The drastically edited version is as follows. Born in 1940, Robert Winston graduated in medicine in 1964 before joining the London Hospital and then the Hammersmith where he began his pioneering work in gynaecological microsurgery. He founded the first NHS In Vitro Fertilisation (IVF) Programme, while his research into embryology, genetics and human reproduction earned him yet more global recognition. He became a life peer in 1995.
His trademark moustache is, however, best known to audiences of his brilliantly accessible BBC TV series which have brought science to the masses. These include The Human Body, The Secret Life of Twins and, his latest small screen opus, The Story of God.
Winston admits to acquiring his wine habit early in life and vividly remembers his vinous epiphany. ‘My father died when I was nine and some years later I was rummaging around in his cellar and found a bottle of 1947 Gruaud-Larose. When I opened it at dinner, it was an astonishing revelation.’
As a result, he has grown passionate and knowledgeable about wine ever since and now has about 70 cases in his cellar. Unsurprisingly perhaps, quite a lot of it is claret. ‘The wines of the Médoc are the wines that I know best,’ he says. ‘There’s a consistent, definable quality to places like Pauillac.’
He’s also no stranger to the saleroom. ‘Though not so much now, as I just don’t have the time.’ Instead, he tends to buy most of his wine from Berry Bros & Rudd, Lay & Wheeler or online from Fine & Rare Wines. ‘I often buy en primeur, but not to invest. I don’t believe in hoarding wines purely to sell on for profit.’
Occasionally though, he does buy a couple of cases of first growths with a view to enjoying one and selling the other to pay for it. ‘I remember doing this for the 1982s when I bought Margaux and Latour. At the time, they seemed hugely expensive, but they more than covered the cost of the wines I drank.’
However, he’s at pains to point out he’s not the type who only drinks first growths from great vintages. ‘I’ve found that it’s well worth buying good, solid classed-growth châteaux in so-called off vintages because they can be excellent value. I’m currently drinking the 1994 Léoville-Poyferré which critics like Parker and Broadbent didn’t rate at all. But actually, it’s rather delicious.
‘As a rule, I don’t necessarily believe in saving great wines for special occasions or celebrations,’ he adds. ‘I’m quite happy to open a good bottle spontaneously with very little excuse – especially with fellow wine lovers who really appreciate what’s in their glass.
That said, he remembers fondly an indulgent evening spent seeing in the millennium. ‘We began with a beautiful Bâtard-Montrachet, followed by a fabulous magnum of 1953 Mouton-Rothschild.

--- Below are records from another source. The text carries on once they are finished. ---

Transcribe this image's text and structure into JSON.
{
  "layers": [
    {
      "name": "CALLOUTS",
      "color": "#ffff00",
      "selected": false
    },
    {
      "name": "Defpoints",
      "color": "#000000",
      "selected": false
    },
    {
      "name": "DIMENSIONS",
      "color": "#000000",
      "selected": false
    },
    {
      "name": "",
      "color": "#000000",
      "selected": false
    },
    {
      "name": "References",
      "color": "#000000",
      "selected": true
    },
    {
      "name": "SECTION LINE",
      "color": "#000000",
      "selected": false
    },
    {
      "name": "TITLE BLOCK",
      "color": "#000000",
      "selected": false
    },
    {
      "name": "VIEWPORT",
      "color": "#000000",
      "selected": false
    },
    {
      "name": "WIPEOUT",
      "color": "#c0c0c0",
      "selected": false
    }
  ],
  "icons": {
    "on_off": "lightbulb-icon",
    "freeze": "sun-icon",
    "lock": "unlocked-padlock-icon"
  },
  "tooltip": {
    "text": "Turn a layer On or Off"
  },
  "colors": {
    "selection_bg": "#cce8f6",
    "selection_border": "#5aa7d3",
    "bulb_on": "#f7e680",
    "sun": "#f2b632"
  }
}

After that I served an extraordinary 1919 Richebourg, which just about stretched to 12 glasses. Then we finished the evening off with a 1985 Yquem and an 1880 Bual from Madeira, both of which were quite sublime.’
His hedonistic passion is Pinot Noir. ‘I adore red Burgundy, though Bordeaux was my first love. It’s more of a risk but, at its best, it’s incomparable.’ He lists favourite producers as Rousseau, Roumier and Trappet and, “of course”, DRC.’
In addition, Professor Winston has been enjoying more and more New World wines. ‘I’ve long been a big fan of Grange, but there are so many other great producers in Australia who are much cheaper and also offer terrific quality. I think that Chile too is producing outstanding reds at very good prices.
‘I don’t drink a lot of Champagne because it tends to give me heartburn. So unless it’s very, very good, I often just prefer a glass of white Burgundy.’ He also has a great passion for vintage Madeira. ‘Old Madeira has a complexity and subtleness that is unsurpassed by almost any other wine,’ he says.
Yet in spite of his career, he can be unscientific in his approach to buying wine. ‘A while ago, I was in Tuscany and bought a case of 1993 Brunello di Montalcino – on a whim. When I first got it home it was very disappointing. But now, it’s amazing how much it has changed for the better. So I’m rather relieved at the way it has turned out.’